Hacker News new | ask | show | jobs
by ericbb 3685 days ago
I was surprised to read that x64 apparently doesn't allow pushing or popping 32-bit values. I have a language that uses 32 bits as the basic unit for all values and I'm working toward x64 code generation. Should I just promote values to 64 bits and waste half the stack? Should I use mov instructions instead of push/pop? What solutions are other compiler-writers using?
2 comments

x86-64 is really oriented around integer values being 64-bits. For example, 32-bit operations will zero-extend the result to write the full 64-bit integer register. The ABI also assumes integral values are promoted to 64-bits and the stack is 64-bit aligned on calls.

That said, as long as you keep RSP aligned you can do whatever you want. Consider this code:

    extern void value(int* a, int* b, int* c);

    int main() {
      int a, b, c;
      value(&a, &b, &c);
      return a+b+c;
    }
This is how LLVM compiles it:

    subq	$24, %rsp
    leaq	20(%rsp), %rdi
    leaq	16(%rsp), %rsi
    leaq	12(%rsp), %rdx
    callq	value
    movl	16(%rsp), %eax
    addl	20(%rsp), %eax
    addl	12(%rsp), %eax
    addq	$24, %rsp
    retq
Note that the int values are allocated at 4-byte alignment, but rsp is aligned to 8-bytes. If you add an additional parameter, 'd', you'll see that the compiler still allocates 24-bytes of stack, and stores the additional parameter at 8(%rsp) (which is unused in the code above).
Almost correct.

If you want to call C code conforming to the x86-64 SYSV ABI, RSP needs to be aligned to 16 bytes when you execute the call. If the code you generate never calls alien code, 8 byte alignment is enough.

Since 8 bytes are occupied by return address pushed by the call which started your function, you need to decrease RSP by further 8, 24, 40, 56, 72, ... bytes before calling code generated by others.

Reason: having stack 16 byte aligned makes it easier to allocate aligned 16 byte stack variables and this is useful because x86 has 16 byte registers (SSE) which are most efficiently loaded/stored to aligned addresses.

However, it isn't only performance that you lose by neglecting alignment.
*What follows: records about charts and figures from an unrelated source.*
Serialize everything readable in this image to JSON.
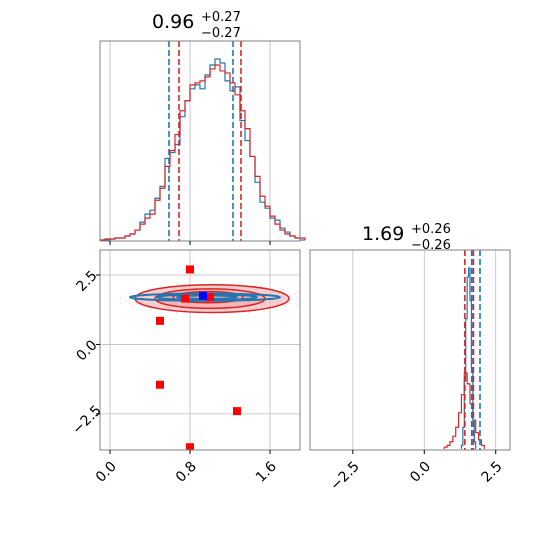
{
  "chart_data": {
    "type": "corner",
    "colors": {
      "blue": "#1f77b4",
      "red": "#d62728",
      "red_fill": "#f4a6a6",
      "pink_fill": "#f0d0e8",
      "marker_blue": "#0000ff",
      "marker_red": "#ff0000"
    },
    "panels": {
      "hist_x": {
        "title_value": "0.96",
        "title_plus": "+0.27",
        "title_minus": "−0.27",
        "xlim": [
          -0.1,
          1.9
        ],
        "quantile_lines": {
          "blue": [
            0.59,
            1.23
          ],
          "red": [
            0.69,
            1.31
          ]
        },
        "blue_bins": {
          "start": -0.1,
          "width": 0.05,
          "counts": [
            0,
            0,
            0.5,
            1,
            1,
            2,
            3,
            5,
            9,
            13,
            15,
            21,
            27,
            41,
            44,
            48,
            62,
            70,
            76,
            78,
            76,
            83,
            88,
            91,
            89,
            80,
            75,
            77,
            60,
            50,
            42,
            29,
            19,
            16,
            11,
            10,
            6,
            4,
            2,
            1,
            0
          ]
        },
        "red_bins": {
          "start": -0.1,
          "width": 0.05,
          "counts": [
            0,
            0.5,
            0.5,
            1,
            1,
            2,
            3,
            5,
            8,
            11,
            13,
            20,
            26,
            37,
            45,
            53,
            65,
            70,
            78,
            79,
            80,
            82,
            86,
            88,
            85,
            84,
            79,
            73,
            65,
            56,
            42,
            32,
            22,
            17,
            12,
            8,
            5,
            3,
            2,
            1,
            1
          ]
        }
      },
      "hist_y": {
        "title_value": "1.69",
        "title_plus": "+0.26",
        "title_minus": "−0.26",
        "xlim": [
          -4.0,
          3.0
        ],
        "xticks": [
          -2.5,
          0.0,
          2.5
        ],
        "xtick_labels": [
          "−2.5",
          "0.0",
          "2.5"
        ],
        "quantile_lines": {
          "blue": [
            1.66,
            1.95
          ],
          "red": [
            1.42,
            1.72
          ]
        },
        "blue_bins": {
          "start": 1.3,
          "width": 0.05,
          "counts": [
            0.02,
            0.12,
            0.38,
            0.72,
            0.95,
            1.0,
            0.82,
            0.45,
            0.16,
            0.04
          ]
        },
        "red_bins": {
          "start": 0.7,
          "width": 0.1,
          "counts": [
            0.01,
            0.02,
            0.04,
            0.07,
            0.12,
            0.2,
            0.3,
            0.42,
            0.36,
            0.25,
            0.16,
            0.09,
            0.05,
            0.02
          ]
        }
      },
      "scatter_2d": {
        "xlim": [
          -0.1,
          1.9
        ],
        "ylim": [
          -3.8,
          3.4
        ],
        "xticks": [
          0.0,
          0.8,
          1.6
        ],
        "xtick_labels": [
          "0.0",
          "0.8",
          "1.6"
        ],
        "yticks": [
          -2.5,
          0.0,
          2.5
        ],
        "ytick_labels": [
          "−2.5",
          "0.0",
          "2.5"
        ],
        "blue_contours": [
          {
            "cx": 0.95,
            "cy": 1.7,
            "rx": 0.75,
            "ry": 0.13
          },
          {
            "cx": 0.97,
            "cy": 1.7,
            "rx": 0.5,
            "ry": 0.1
          },
          {
            "cx": 0.97,
            "cy": 1.7,
            "rx": 0.3,
            "ry": 0.06
          }
        ],
        "red_contours": [
          {
            "cx": 1.02,
            "cy": 1.65,
            "rx": 0.77,
            "ry": 0.5
          },
          {
            "cx": 1.0,
            "cy": 1.65,
            "rx": 0.55,
            "ry": 0.35
          },
          {
            "cx": 0.98,
            "cy": 1.7,
            "rx": 0.35,
            "ry": 0.2
          }
        ],
        "red_markers": [
          {
            "x": 0.8,
            "y": 2.7
          },
          {
            "x": 0.75,
            "y": 1.65
          },
          {
            "x": 1.0,
            "y": 1.7
          },
          {
            "x": 0.5,
            "y": 0.85
          },
          {
            "x": 0.5,
            "y": -1.45
          },
          {
            "x": 1.27,
            "y": -2.4
          },
          {
            "x": 0.8,
            "y": -3.7
          }
        ],
        "blue_markers": [
          {
            "x": 0.93,
            "y": 1.75
          }
        ]
      }
    }
  }
}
I learned the hard way that some code generated by gcc crashes if you call it with unaligned stack.

That's why in this example LLVM allocates 24 bytes, even though 16 would be enough for 3 ints.

Another example (gcc):

  extern void bar();

  void foo() {
          bar();
  }

  0000000000000000 <foo>:
   0:   48 83 ec 08             sub    $0x8,%rsp
   4:   b8 00 00 00 00          mov    $0x0,%eax
   9:   e8 00 00 00 00          callq  e <foo+0xe>
   e:   48 83 c4 08             add    $0x8,%rsp
  12:   c3                      retq
To anyone writing x86-64 compilers, I recommend finding the x86-64 SYSV ABI spec and reading it. Saves debugging time.
Ah, good point. I forgot about the return address.
> I was surprised to read that x64 apparently doesn't allow pushing or popping 32-bit values.

A simple way to circumvent this problem (I don't claim it is the best) is

  sub rsp, 4
  mov eax, [rsp]
where eax of course contains the value to push.